Epithalamion für Oswald von Eck und Anna von Pienzenau
Übersetzung (Deutsch)
1
Wir wiederholen zu dieser Stelle unsere Feststellung aus Schlip (2023), 140, Anm. 25: «Tatius greift hier ein beliebtes literarisches Motiv auf: den von einer Biene gestochene Eros/Amor, der sich von seiner Mutter trösten lässt, vgl. als Ursprungstexte die anakreontische Tradition (Anacreontea, fr. 35, in der Zählung von Preisendanz) und das 19. Idyll des (Pseudo?-)Theokrit; das Motiv wurde auch in der bildenden Kunst aufgegriffen etwa bei Lucas Cranach d.Ä. in seinem Bild Venus mit Amor als Honigdieb (1525). Man wird einen Einfluss solcher bildlichen Darstellungen auf Tatius nicht ausschließen wollen. Als gute Einführung in die literarische Motivgeschichte bietet sich an J. Hutton, «Cupid and the Bee», in: Proceedings of the Modern Language Association 56 (1941), 1036-1058.»
2
Eine der neun Musen; sie wird besonders mit der Tonkunst und der lyrischen Dichtung in Verbindung gebracht.
3
Eine der neun Musen; sie wird besonders mit Tanz und Chorgesang in Verbindung gebracht.
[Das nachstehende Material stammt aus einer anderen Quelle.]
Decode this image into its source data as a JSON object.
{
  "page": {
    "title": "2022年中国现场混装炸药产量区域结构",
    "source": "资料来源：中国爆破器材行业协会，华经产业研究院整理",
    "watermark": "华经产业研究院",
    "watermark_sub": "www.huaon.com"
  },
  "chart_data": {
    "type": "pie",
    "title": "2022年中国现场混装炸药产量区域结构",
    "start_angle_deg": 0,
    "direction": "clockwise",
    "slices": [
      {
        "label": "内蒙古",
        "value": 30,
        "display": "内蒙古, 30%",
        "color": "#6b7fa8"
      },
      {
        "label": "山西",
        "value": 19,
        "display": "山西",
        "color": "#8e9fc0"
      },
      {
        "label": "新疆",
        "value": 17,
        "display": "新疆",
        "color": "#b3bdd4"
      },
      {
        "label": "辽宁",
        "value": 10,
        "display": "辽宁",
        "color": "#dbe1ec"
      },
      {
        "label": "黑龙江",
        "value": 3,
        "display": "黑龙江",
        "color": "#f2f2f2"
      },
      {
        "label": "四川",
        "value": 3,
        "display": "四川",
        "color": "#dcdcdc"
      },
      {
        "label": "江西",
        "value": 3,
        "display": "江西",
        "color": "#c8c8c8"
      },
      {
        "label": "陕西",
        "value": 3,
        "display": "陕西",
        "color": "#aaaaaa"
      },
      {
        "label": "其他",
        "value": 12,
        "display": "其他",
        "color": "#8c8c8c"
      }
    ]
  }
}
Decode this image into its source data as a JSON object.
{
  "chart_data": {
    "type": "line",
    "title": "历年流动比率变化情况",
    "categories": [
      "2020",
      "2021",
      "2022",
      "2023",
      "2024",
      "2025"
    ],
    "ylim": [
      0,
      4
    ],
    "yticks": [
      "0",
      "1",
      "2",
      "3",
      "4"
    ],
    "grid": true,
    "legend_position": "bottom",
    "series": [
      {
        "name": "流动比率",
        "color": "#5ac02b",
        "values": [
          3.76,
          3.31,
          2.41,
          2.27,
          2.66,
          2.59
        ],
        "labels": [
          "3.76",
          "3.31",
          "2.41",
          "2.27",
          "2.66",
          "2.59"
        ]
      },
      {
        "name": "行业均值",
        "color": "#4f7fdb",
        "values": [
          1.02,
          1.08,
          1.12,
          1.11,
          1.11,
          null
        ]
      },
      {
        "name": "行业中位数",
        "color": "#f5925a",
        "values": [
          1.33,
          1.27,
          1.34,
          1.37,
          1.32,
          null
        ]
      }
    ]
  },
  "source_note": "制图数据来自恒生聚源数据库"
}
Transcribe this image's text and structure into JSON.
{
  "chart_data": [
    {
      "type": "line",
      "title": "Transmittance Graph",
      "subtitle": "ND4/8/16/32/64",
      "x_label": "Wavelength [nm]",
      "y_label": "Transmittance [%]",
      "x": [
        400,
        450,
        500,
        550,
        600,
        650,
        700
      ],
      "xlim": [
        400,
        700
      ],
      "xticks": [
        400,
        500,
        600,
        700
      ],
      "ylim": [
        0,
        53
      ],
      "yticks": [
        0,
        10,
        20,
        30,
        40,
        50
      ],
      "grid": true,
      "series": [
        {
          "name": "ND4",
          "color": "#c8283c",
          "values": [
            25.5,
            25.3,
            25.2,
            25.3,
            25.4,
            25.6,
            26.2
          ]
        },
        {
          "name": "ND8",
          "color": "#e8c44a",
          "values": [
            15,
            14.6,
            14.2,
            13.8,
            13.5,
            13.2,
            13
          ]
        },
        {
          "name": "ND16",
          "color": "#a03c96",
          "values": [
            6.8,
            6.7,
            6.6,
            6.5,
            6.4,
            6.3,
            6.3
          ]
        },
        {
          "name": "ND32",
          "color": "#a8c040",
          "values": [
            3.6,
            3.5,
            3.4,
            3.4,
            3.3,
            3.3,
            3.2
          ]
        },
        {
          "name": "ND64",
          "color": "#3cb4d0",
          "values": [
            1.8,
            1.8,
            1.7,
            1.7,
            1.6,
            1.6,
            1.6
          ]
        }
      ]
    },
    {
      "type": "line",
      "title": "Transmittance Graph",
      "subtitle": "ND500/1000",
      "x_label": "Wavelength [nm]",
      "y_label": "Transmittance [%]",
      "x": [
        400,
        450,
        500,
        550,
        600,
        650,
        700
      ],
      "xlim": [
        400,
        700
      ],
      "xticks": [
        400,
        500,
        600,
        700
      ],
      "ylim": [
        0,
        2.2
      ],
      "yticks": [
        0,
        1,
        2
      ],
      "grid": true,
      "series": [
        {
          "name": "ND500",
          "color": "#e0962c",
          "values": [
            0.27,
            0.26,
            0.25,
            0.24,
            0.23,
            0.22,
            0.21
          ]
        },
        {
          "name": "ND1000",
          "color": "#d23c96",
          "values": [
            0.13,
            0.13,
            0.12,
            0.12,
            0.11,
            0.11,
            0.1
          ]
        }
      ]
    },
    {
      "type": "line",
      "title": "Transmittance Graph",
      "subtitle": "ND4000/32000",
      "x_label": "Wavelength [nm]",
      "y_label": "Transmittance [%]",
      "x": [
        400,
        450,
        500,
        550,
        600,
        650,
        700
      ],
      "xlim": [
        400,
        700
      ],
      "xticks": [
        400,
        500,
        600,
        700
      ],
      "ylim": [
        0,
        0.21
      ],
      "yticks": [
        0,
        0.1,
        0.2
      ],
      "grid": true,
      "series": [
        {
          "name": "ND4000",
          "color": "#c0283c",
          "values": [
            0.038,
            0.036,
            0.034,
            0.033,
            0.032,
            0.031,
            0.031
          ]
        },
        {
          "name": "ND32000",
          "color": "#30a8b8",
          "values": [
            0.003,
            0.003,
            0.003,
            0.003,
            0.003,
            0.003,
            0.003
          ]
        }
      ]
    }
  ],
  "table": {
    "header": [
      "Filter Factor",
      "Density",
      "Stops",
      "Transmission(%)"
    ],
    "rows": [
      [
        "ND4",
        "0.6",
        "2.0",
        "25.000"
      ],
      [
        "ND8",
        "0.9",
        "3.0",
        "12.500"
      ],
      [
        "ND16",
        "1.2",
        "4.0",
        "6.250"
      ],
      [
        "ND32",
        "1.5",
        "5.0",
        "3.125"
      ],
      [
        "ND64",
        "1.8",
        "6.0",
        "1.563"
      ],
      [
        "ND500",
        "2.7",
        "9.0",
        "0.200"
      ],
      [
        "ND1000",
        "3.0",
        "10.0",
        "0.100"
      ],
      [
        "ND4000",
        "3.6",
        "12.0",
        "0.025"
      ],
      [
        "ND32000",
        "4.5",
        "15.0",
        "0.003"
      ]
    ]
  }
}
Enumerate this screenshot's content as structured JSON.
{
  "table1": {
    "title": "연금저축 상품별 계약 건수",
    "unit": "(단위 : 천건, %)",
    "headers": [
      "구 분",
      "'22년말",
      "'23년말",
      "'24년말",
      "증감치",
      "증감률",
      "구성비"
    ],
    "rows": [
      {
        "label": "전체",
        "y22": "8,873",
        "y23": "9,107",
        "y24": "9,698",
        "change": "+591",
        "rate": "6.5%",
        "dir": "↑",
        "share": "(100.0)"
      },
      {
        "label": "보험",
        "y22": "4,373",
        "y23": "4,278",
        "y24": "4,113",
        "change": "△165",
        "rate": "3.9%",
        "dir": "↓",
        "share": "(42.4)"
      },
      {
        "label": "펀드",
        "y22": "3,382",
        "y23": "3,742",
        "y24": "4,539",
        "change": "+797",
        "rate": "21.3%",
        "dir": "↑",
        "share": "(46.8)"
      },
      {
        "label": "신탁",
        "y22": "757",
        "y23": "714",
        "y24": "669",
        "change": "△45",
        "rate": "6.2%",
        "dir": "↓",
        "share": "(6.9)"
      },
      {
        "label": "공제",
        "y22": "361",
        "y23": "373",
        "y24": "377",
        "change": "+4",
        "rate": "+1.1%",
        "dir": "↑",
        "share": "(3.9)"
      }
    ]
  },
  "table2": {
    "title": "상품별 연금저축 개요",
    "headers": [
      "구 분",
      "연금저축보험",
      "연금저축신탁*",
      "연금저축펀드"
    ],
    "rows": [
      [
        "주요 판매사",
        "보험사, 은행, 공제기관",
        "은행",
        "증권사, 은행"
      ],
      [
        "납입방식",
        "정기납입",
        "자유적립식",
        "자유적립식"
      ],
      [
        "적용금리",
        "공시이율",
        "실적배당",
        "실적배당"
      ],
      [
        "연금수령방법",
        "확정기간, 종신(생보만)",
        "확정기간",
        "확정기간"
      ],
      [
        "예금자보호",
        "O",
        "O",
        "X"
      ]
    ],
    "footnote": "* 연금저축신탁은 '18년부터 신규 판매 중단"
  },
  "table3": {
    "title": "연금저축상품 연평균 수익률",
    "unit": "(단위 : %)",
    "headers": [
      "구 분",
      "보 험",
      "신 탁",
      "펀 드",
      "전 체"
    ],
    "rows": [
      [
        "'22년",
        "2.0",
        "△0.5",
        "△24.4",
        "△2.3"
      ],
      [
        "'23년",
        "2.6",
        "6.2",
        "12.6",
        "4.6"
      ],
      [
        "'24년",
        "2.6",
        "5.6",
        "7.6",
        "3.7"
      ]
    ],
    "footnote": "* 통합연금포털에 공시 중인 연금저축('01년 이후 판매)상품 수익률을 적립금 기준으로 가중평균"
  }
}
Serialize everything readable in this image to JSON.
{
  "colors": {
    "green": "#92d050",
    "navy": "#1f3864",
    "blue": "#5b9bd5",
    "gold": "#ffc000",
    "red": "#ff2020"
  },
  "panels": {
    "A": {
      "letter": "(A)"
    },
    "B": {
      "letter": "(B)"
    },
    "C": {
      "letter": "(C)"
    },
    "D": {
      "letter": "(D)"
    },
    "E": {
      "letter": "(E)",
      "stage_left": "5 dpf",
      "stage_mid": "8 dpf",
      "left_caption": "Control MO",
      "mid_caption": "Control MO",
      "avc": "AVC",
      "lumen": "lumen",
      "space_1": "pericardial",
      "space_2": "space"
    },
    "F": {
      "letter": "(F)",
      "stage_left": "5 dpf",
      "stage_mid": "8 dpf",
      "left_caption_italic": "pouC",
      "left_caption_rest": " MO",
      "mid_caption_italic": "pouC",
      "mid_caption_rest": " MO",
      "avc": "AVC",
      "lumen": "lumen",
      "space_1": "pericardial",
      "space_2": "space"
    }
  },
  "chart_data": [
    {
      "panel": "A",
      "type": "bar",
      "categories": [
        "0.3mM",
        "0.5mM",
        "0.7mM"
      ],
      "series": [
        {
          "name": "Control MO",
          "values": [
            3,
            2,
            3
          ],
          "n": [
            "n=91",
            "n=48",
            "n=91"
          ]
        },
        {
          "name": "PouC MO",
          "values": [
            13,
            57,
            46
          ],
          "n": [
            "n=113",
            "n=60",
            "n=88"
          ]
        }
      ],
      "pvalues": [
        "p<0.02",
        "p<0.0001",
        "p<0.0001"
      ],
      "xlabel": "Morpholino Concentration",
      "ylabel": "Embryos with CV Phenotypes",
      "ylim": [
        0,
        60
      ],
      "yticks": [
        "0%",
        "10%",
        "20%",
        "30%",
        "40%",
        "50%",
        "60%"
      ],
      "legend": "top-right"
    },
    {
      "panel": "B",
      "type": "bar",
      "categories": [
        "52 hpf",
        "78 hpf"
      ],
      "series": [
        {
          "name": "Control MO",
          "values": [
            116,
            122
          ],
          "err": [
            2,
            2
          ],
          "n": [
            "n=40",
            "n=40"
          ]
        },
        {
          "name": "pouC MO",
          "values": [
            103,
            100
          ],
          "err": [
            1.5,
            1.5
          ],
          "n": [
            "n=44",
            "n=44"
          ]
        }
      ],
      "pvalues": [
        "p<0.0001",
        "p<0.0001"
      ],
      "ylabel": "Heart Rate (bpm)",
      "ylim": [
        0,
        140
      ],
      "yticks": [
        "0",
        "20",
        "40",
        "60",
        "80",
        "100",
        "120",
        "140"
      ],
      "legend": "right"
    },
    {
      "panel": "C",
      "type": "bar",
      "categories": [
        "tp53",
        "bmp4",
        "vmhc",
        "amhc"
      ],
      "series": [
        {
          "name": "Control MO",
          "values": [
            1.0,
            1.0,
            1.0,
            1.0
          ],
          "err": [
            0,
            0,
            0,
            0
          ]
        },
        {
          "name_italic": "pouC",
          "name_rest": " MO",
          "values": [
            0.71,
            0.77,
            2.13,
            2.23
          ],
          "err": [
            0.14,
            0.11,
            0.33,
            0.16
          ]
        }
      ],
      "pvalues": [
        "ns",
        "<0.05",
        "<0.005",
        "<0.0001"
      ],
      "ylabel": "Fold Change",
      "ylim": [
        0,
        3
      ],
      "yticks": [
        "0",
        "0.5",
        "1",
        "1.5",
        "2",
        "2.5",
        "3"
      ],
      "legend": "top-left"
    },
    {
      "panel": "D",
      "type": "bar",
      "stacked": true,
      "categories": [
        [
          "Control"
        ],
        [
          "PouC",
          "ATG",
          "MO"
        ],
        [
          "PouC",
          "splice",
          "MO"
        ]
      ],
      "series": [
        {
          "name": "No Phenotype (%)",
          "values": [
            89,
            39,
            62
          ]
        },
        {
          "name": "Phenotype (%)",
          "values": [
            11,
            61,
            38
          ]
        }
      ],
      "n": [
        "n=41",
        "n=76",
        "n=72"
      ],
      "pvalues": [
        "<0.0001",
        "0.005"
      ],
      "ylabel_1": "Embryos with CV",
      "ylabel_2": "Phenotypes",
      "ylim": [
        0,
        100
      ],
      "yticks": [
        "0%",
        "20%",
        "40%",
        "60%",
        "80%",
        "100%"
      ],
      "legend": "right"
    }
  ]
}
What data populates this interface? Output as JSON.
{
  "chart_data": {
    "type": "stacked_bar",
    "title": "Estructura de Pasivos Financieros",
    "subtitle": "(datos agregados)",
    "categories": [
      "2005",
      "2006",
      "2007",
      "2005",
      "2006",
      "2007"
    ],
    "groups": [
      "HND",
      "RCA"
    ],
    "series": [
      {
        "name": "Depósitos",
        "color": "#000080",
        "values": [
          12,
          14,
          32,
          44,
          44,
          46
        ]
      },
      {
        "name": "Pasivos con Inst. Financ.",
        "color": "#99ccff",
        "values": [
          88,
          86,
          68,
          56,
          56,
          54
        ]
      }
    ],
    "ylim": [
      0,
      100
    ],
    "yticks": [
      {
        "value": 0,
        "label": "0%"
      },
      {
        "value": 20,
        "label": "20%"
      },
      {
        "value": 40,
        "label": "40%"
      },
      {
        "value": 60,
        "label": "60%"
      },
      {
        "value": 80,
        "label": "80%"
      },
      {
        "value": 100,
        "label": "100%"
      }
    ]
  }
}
Indem Oswald sich mit ihr und Euterpe, der Muse lyrischer Dichtung beschäftigt, wird sein Gemüt offenbar weicher und anschlussfähiger für die Liebe.
4
Er verliert also seine geistesaristokratische Abgeschlossenheit und öffnet sich für normale menschliche Empfindungen.
5
Die Musen: sie wohnen am Quell Hippokrene unterhalb des Ostgipfels des Helikons (vgl. nächste Anm.), welcher durch einen Hufschlug des geflügelten Hengstes Pegasus entstanden war, welcher seinerseits ein Sohn der Medusa (der schrecklichsten der Gorgonen) und des Poseidons/Neptuns war; daher sind die Musen meduäische Göttinnen.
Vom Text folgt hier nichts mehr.